I mean they don't and I don't think they should start.....


But that isn't at all what Google is trying to do here. The first example in the Twitter thread is an "inclusiveness warning" about the word landlord.

On the one hand, nobody is forced to use their suggested words just like nobody is forced to fix the grammar mistakes Google underlines. So it may have some cultural influence but it isn't really authoritarian. It's also not creepy in the sense that it is not using your data outside of what is directly in the Doc.

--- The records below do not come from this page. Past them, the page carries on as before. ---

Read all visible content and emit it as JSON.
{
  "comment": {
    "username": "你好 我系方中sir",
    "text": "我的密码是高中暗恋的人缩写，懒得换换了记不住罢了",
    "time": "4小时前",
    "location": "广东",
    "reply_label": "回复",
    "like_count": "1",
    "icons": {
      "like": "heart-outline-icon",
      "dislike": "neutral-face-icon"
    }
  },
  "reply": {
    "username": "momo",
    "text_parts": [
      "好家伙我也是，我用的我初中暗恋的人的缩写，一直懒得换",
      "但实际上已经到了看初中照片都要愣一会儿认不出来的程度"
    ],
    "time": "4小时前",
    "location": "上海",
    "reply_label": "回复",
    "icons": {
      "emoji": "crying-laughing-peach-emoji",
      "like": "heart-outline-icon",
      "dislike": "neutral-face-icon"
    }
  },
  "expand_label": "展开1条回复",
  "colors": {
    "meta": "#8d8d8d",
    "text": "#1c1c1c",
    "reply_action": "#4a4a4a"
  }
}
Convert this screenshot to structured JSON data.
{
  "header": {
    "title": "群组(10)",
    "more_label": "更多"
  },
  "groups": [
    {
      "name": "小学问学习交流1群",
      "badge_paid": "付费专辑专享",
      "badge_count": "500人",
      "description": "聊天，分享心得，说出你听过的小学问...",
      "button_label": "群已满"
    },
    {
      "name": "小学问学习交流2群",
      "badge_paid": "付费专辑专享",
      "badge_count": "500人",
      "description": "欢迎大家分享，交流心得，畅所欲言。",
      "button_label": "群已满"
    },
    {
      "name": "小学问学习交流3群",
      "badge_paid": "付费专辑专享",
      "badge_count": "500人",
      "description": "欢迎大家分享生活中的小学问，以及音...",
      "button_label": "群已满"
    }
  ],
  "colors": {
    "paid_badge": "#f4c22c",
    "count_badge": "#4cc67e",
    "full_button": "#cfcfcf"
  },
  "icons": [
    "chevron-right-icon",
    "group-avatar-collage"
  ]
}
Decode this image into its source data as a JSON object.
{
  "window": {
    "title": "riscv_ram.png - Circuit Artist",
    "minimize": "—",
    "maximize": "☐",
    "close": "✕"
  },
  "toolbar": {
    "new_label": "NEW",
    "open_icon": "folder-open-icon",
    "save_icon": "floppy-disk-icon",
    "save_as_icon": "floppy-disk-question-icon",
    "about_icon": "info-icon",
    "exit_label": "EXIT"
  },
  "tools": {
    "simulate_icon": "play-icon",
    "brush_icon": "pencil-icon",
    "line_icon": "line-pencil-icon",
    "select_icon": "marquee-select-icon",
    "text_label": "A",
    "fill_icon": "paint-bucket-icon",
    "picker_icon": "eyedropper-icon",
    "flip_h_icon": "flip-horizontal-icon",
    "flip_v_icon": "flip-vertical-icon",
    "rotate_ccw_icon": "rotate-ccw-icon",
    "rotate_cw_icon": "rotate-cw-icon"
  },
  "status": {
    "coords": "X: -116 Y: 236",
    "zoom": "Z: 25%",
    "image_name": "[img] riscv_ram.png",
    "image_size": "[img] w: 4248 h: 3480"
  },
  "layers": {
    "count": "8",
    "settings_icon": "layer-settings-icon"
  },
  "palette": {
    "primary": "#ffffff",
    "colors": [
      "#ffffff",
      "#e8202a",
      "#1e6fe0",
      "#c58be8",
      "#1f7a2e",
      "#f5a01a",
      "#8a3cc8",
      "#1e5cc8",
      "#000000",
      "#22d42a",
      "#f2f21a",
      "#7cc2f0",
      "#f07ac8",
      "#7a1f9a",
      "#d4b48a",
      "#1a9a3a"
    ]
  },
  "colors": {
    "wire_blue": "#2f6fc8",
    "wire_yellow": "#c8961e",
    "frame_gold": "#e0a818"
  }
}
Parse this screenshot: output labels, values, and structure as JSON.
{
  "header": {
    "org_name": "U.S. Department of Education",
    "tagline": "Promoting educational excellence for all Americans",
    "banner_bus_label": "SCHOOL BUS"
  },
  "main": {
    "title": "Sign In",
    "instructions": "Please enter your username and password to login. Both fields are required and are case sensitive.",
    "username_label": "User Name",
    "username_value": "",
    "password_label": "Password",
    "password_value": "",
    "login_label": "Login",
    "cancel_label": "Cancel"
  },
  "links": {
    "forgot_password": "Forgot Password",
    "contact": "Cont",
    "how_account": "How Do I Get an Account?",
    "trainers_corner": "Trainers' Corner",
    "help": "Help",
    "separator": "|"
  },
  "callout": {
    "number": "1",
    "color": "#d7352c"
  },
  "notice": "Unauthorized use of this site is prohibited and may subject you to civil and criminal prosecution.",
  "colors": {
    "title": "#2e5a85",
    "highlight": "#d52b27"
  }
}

On the other hand, it is not flagging actually bigoted content, it is more akin to GitHub renaming the master branch (or at the very least that is a subset of what this flags). It would be horrifying if that kind of "infraction" actually did prevent you from using Google services. And I'd be seriously skeptical of any attempted bigotry detection like you're describing that is built on top of the system discussed here.


ok, google


[flagged]


That sort of naive libertarian view is grounded in a false atomistic anthropology. We are individuals, yes, but intrinsically social animals who need society to live and to thrive, and language is a matter of the common good.

Control language and you control thought; control thought and you control action; control action and you control the world.


This is overtly political and has nothing to do with being "nice" or "empathetic". The corporations have inadvertently made an arrangement with critical theory leftists to transform society into a capitalist monopoly on top, and socialism on the bottom. That's the deal.

It's been dubbed "Woke Capitalism" (https://www.youtube.com/watch?v=Vog7Wn1WGRM), where the managerial class has reached a compromise in which they get to keep and - through being appointed as stewards of the political movement - gain power, while activists of the movement get the transformation they demand.

This particular warning in Google Docs is just that. It's Google managing the changes in society that certain activists want, in order to maintain corporate power. Changes like this will keep being added (as we should know by now) while our social structures change into something comparable to a social credit system. These changes are promoted by manufactured social pressures and financial incentives from large investment banks and so are implemented by any company that wishes to grow while under public scrutiny.

Discussions about this have been like groundhog day since 2015, no one seems to be able to get past the surface level of what is probably the greatest transformation of any society since the 1930's, and it's astonishing. It's a gradual escalation of demands from woke activists, backed by the behemoth corporations and banks, then adopted by governments.

For anyone who wants to help others, or to resolve injustices in our society, having true empathy for the plight of those oppressed and wanting to solve social problems: you know this is bullshit. Even for the activists this isn't about actually helping anyone, it's about pushing us into accepting a shuffling of hierarchies, of which they didn't bother to iron out the injustices.


It will be interesting, from now on, to watch the 'petitions' to the language control police to add new phrases


"Don't you see that the whole aim of Newspeak is to narrow the range of thought? In the end we shall make thoughtcrime literally impossible, because there will be no words in which to express it."